Pro-statehood attorney Gregorio Igartúa

By The Star Staff


Because of congressional inaction in approving status legislation for Puerto Rico, pro-statehood lawyer Gregorio Igartúa has asked the island government to drop the idea of a status vote and asked Congress to certify the island as an incorporated territory.


Igartúa in an interview with the STAR said he made the suggestion in a letter to La Fortaleza adviser Isaías Sánchez. The letter states that incorporation is a step closer to statehood.


An incorporated state is one in which a portion of the domain of the U.S. that does not constitute and is not a part of any state but that is considered a part of the U.S. proper and is entitled to all the benefits of the Constitution that are not specifically reserved to the states.


The pro-statehood lawyer noted certain historical facts, including that there is no support in Congress for a status plebiscite and that the legislation does not guarantee an electoral majority.


In May, a group of U.S. lawmakers unveiled the Puerto Rico Status Act discussion draft legislation, a consensus bill between Democrats and Republicans on how to deal with the U.S. commonwealth status.

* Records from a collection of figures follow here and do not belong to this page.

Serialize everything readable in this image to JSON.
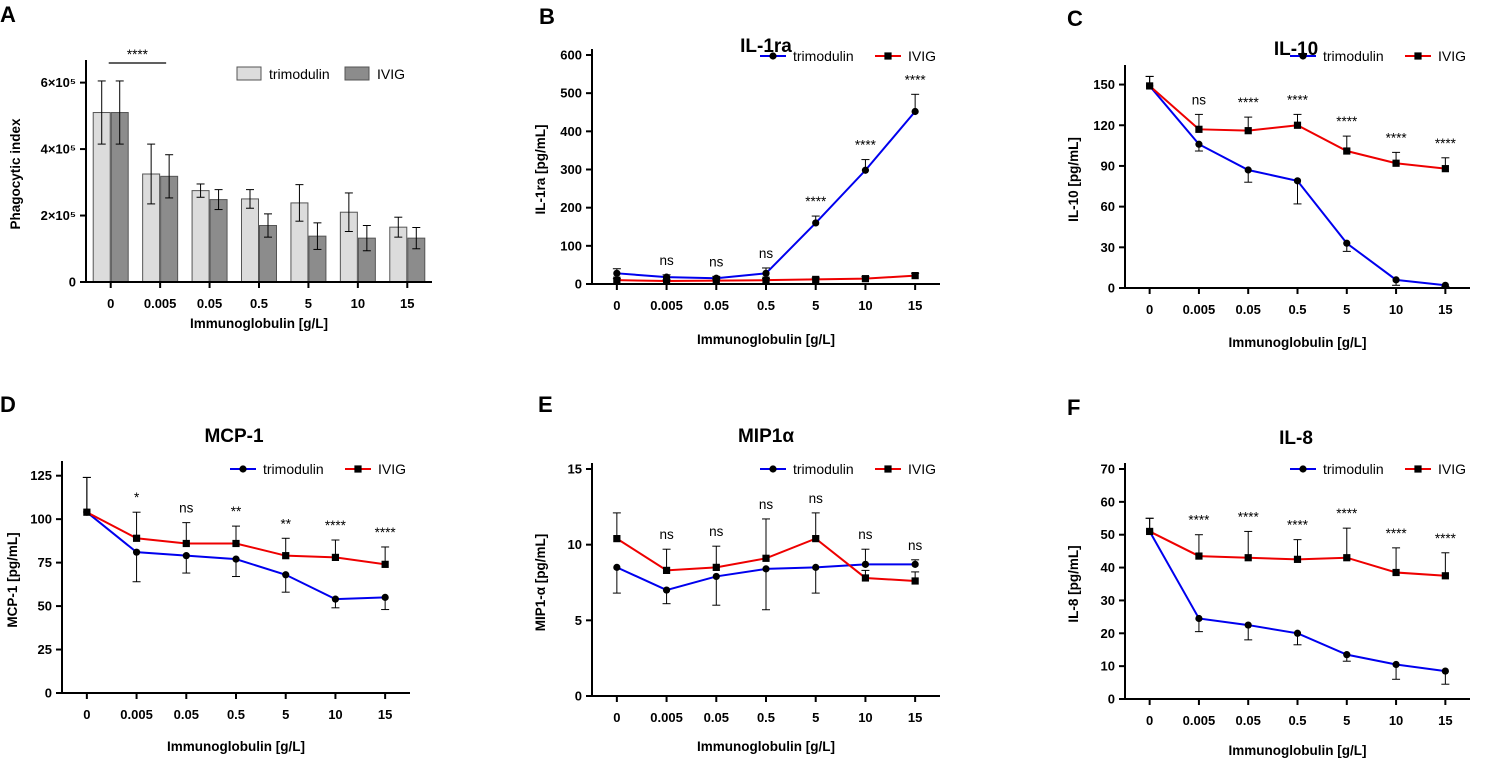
{
  "chart_data": [
    {
      "panel": "A",
      "type": "bar",
      "title": "",
      "xlabel": "Immunoglobulin [g/L]",
      "ylabel": "Phagocytic index",
      "categories": [
        "0",
        "0.005",
        "0.05",
        "0.5",
        "5",
        "10",
        "15"
      ],
      "ylim": [
        0,
        650000
      ],
      "yticks": [
        0,
        200000,
        400000,
        600000
      ],
      "ytick_labels": [
        "0",
        "2×10⁵",
        "4×10⁵",
        "6×10⁵"
      ],
      "legend_position": "top-right",
      "series": [
        {
          "name": "trimodulin",
          "color": "#dcdcdc",
          "values": [
            510000,
            325000,
            275000,
            250000,
            238000,
            210000,
            165000
          ],
          "errors": [
            95000,
            90000,
            20000,
            28000,
            55000,
            58000,
            30000
          ]
        },
        {
          "name": "IVIG",
          "color": "#8c8c8c",
          "values": [
            510000,
            318000,
            248000,
            170000,
            138000,
            132000,
            132000
          ],
          "errors": [
            95000,
            65000,
            30000,
            35000,
            40000,
            38000,
            32000
          ]
        }
      ],
      "annotations": [
        {
          "label": "****",
          "from": 0,
          "to": 1
        }
      ]
    },
    {
      "panel": "B",
      "type": "line",
      "title": "IL-1ra",
      "xlabel": "Immunoglobulin [g/L]",
      "ylabel": "IL-1ra [pg/mL]",
      "categories": [
        "0",
        "0.005",
        "0.05",
        "0.5",
        "5",
        "10",
        "15"
      ],
      "ylim": [
        0,
        600
      ],
      "yticks": [
        0,
        100,
        200,
        300,
        400,
        500,
        600
      ],
      "legend_position": "top-right",
      "series": [
        {
          "name": "trimodulin",
          "color": "#0000ee",
          "marker": "circle",
          "values": [
            28,
            18,
            15,
            28,
            160,
            298,
            452
          ],
          "errors": [
            12,
            6,
            5,
            14,
            18,
            28,
            45
          ]
        },
        {
          "name": "IVIG",
          "color": "#ee0000",
          "marker": "square",
          "values": [
            10,
            8,
            9,
            10,
            12,
            14,
            22
          ],
          "errors": [
            4,
            3,
            3,
            4,
            4,
            5,
            6
          ]
        }
      ],
      "significance": [
        "",
        "ns",
        "ns",
        "ns",
        "****",
        "****",
        "****"
      ]
    },
    {
      "panel": "C",
      "type": "line",
      "title": "IL-10",
      "xlabel": "Immunoglobulin [g/L]",
      "ylabel": "IL-10 [pg/mL]",
      "categories": [
        "0",
        "0.005",
        "0.05",
        "0.5",
        "5",
        "10",
        "15"
      ],
      "ylim": [
        0,
        160
      ],
      "yticks": [
        0,
        30,
        60,
        90,
        120,
        150
      ],
      "legend_position": "top-right",
      "series": [
        {
          "name": "trimodulin",
          "color": "#0000ee",
          "marker": "circle",
          "values": [
            149,
            106,
            87,
            79,
            33,
            6,
            2
          ],
          "errors": [
            7,
            5,
            9,
            17,
            6,
            4,
            1
          ]
        },
        {
          "name": "IVIG",
          "color": "#ee0000",
          "marker": "square",
          "values": [
            149,
            117,
            116,
            120,
            101,
            92,
            88
          ],
          "errors": [
            7,
            11,
            10,
            8,
            11,
            8,
            8
          ]
        }
      ],
      "significance": [
        "",
        "ns",
        "****",
        "****",
        "****",
        "****",
        "****"
      ]
    },
    {
      "panel": "D",
      "type": "line",
      "title": "MCP-1",
      "xlabel": "Immunoglobulin [g/L]",
      "ylabel": "MCP-1 [pg/mL]",
      "categories": [
        "0",
        "0.005",
        "0.05",
        "0.5",
        "5",
        "10",
        "15"
      ],
      "ylim": [
        0,
        130
      ],
      "yticks": [
        0,
        25,
        50,
        75,
        100,
        125
      ],
      "legend_position": "top-right",
      "series": [
        {
          "name": "trimodulin",
          "color": "#0000ee",
          "marker": "circle",
          "values": [
            104,
            81,
            79,
            77,
            68,
            54,
            55
          ],
          "errors": [
            20,
            17,
            10,
            10,
            10,
            5,
            7
          ]
        },
        {
          "name": "IVIG",
          "color": "#ee0000",
          "marker": "square",
          "values": [
            104,
            89,
            86,
            86,
            79,
            78,
            74
          ],
          "errors": [
            20,
            15,
            12,
            10,
            10,
            10,
            10
          ]
        }
      ],
      "significance": [
        "",
        "*",
        "ns",
        "**",
        "**",
        "****",
        "****"
      ]
    },
    {
      "panel": "E",
      "type": "line",
      "title": "MIP1α",
      "xlabel": "Immunoglobulin [g/L]",
      "ylabel": "MIP1-α [pg/mL]",
      "categories": [
        "0",
        "0.005",
        "0.05",
        "0.5",
        "5",
        "10",
        "15"
      ],
      "ylim": [
        0,
        15
      ],
      "yticks": [
        0,
        5,
        10,
        15
      ],
      "legend_position": "top-right",
      "series": [
        {
          "name": "trimodulin",
          "color": "#0000ee",
          "marker": "circle",
          "values": [
            8.5,
            7.0,
            7.9,
            8.4,
            8.5,
            8.7,
            8.7
          ],
          "errors": [
            1.7,
            0.9,
            1.9,
            2.7,
            1.7,
            1.0,
            0.3
          ]
        },
        {
          "name": "IVIG",
          "color": "#ee0000",
          "marker": "square",
          "values": [
            10.4,
            8.3,
            8.5,
            9.1,
            10.4,
            7.8,
            7.6
          ],
          "errors": [
            1.7,
            1.4,
            1.4,
            2.6,
            1.7,
            0.5,
            0.6
          ]
        }
      ],
      "significance": [
        "",
        "ns",
        "ns",
        "ns",
        "ns",
        "ns",
        "ns"
      ]
    },
    {
      "panel": "F",
      "type": "line",
      "title": "IL-8",
      "xlabel": "Immunoglobulin [g/L]",
      "ylabel": "IL-8 [pg/mL]",
      "categories": [
        "0",
        "0.005",
        "0.05",
        "0.5",
        "5",
        "10",
        "15"
      ],
      "ylim": [
        0,
        70
      ],
      "yticks": [
        0,
        10,
        20,
        30,
        40,
        50,
        60,
        70
      ],
      "legend_position": "top-right",
      "series": [
        {
          "name": "trimodulin",
          "color": "#0000ee",
          "marker": "circle",
          "values": [
            51,
            24.5,
            22.5,
            20,
            13.5,
            10.5,
            8.5
          ],
          "errors": [
            4,
            4,
            4.5,
            3.5,
            2,
            4.5,
            4
          ]
        },
        {
          "name": "IVIG",
          "color": "#ee0000",
          "marker": "square",
          "values": [
            51,
            43.5,
            43,
            42.5,
            43,
            38.5,
            37.5
          ],
          "errors": [
            4,
            6.5,
            8,
            6,
            9,
            7.5,
            7
          ]
        }
      ],
      "significance": [
        "",
        "****",
        "****",
        "****",
        "****",
        "****",
        "****"
      ]
    }
  ]
}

If eventually passed in the U.S. House and Senate, the Puerto Rico Status Act would create and fund a process for Puerto Ricans to participate in a binding vote to determine the island’s political relationship with the U.S.


The ballot would not include the current commonwealth status, according to the draft. Voters would instead choose between three options: statehood, sovereignty in free association with the U.S., and independence.


Under the legislation, Puerto Ricans would maintain their U.S. citizenship under all options for at least one generation. Those born after Puerto Rico becomes independent or a freely associated state will not be U.S. citizens. If Puerto Rico chooses statehood, the U.S. will begin the process of admitting it as the nation’s 51st state, the draft says. If the island chooses free association, it will be independent but share some agreed-upon functions with the U.S. government. If it chooses independence, it will be a sovereign nation.


The chances of territorial incorporation for Puerto Rico are higher than statehood, Igartúa said. He noted that federal judge Gustavo Gelpí in the Consejo de Salud ruled that Puerto Rico was an incorporated territory, which Congress can’t deny because all of the elements for incorporation are present.


Igartúa also noted that recently the Supreme Court declined to hear a case that sought to reverse the precedent set by the insular cases, a series of cases from the early 20th century that justify treating Puerto Rico differently from the states.